Higher education institutions must be able to inform parents if students are struggling with life-threatening mental health issues, the UK’s universities minister has said.
Speaking at the University of Buckingham’s Festival of Higher Education, Sam Gyimah reiterated his call for providers to see themselves as being in loco parentis for vulnerable young students who were living away from home for the first time.
The intervention came after the father of a University of Bristol student who took his own life called for data protection rules to be changed to allow universities to tell parents if students are struggling.
“Stories of students who threaten to take their life – but the university didn’t do anything to inform their parents because it’s not for them to do so until after they had done it – are incredibly sad and tragic,” Mr Gyimah said.
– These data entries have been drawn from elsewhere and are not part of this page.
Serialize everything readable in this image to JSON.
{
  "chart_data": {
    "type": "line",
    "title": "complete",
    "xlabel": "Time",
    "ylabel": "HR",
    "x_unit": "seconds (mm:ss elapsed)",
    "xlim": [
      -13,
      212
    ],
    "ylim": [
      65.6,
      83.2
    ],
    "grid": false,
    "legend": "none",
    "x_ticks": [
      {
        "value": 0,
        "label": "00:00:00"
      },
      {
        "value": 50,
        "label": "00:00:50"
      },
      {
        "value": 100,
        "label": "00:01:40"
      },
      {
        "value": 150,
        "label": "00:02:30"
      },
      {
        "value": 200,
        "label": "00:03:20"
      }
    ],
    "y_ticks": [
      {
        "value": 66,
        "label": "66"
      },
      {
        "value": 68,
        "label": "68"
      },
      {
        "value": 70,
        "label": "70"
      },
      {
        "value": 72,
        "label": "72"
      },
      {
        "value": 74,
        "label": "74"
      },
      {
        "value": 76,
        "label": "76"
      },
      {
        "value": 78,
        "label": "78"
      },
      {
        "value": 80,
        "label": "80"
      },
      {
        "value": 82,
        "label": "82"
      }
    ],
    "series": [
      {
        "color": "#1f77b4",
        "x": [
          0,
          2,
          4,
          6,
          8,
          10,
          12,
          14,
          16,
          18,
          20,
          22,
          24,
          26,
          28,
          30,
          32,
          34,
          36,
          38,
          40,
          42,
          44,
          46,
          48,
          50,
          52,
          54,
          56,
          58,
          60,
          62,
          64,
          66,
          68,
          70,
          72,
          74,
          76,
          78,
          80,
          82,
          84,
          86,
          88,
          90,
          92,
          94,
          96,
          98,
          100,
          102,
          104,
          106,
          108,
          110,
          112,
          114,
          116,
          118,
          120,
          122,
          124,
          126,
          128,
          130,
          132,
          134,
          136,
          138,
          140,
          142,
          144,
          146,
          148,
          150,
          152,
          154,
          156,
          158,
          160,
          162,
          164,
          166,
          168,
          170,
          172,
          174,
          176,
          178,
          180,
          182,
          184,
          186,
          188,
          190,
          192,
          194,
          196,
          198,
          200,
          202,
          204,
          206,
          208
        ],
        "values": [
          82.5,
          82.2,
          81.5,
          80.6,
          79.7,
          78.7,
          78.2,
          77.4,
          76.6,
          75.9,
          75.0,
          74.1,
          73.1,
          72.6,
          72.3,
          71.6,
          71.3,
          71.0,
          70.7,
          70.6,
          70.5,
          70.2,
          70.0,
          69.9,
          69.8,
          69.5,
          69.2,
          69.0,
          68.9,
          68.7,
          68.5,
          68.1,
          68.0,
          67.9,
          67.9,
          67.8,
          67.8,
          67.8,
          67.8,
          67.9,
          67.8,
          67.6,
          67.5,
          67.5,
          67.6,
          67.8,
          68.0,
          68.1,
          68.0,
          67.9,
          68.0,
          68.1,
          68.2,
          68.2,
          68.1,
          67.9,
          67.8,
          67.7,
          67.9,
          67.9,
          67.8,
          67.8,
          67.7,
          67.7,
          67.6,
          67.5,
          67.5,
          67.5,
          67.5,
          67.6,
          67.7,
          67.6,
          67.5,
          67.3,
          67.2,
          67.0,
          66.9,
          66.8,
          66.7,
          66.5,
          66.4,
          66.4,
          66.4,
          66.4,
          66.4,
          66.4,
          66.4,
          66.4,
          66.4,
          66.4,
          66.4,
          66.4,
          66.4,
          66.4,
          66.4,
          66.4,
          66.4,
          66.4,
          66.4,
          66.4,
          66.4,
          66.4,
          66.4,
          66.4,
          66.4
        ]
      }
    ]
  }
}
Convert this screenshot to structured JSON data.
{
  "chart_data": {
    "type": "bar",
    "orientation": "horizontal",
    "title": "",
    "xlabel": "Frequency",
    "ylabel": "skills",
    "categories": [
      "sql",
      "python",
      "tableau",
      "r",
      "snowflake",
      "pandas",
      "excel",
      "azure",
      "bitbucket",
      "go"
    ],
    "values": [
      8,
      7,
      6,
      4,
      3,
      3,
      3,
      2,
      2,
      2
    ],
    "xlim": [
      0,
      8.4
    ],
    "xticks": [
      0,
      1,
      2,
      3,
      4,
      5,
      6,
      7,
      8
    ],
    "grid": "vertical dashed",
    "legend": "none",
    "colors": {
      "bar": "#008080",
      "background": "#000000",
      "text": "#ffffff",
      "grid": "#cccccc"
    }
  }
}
“We need to find a way for universities to be in loco parentis where [there are] these life-threatening situations of care, where we respect people’s rights as adults but make sure we are doing everything in terms of duty of care towards these young people.”
Mr Gyimah faced a backlash when he first used the term in loco parentis at the launch conference of the Office for Students earlier this year, with critics accusing him of “infantilising students”.
However, Mr Gyimah said at Buckingham that he was specifically referring to mental health problems that could be life-threatening.
Agreeing that the government has a role to play in the issue, he added: “I would want to define specifically what this is after I’ve actually spent some time with people who have been through this.
“But if we do not fully empower universities, I do not think that we can deal fully with some of the issues we are finding in our universities.”
James Murray, the father of Bristol student Ben Murray, told BBC Radio 5 Live on 12 June that his son had been “carrying a lot of pain and anxiety for six months” but had not confided in his parents.
Bristol has since confirmed that it is considering an “opt-in” for next of kin to be told of a “major concern about well-being”.
Speaking at the Buckingham festival, Mr Murray described mental health as “a strategic issue of importance for vice-chancellors and for the executive team”.
“If you’re not treating it that way, you’re putting yourself at risk, the university at risk – but most importantly – putting lives at risk,” he said.
Mr Murray said that lecturers and supervisors also had a role to play.
“They are loaded up with academic work, but they really are the closest in the front line on mental health care to understand what the students are doing,” he said.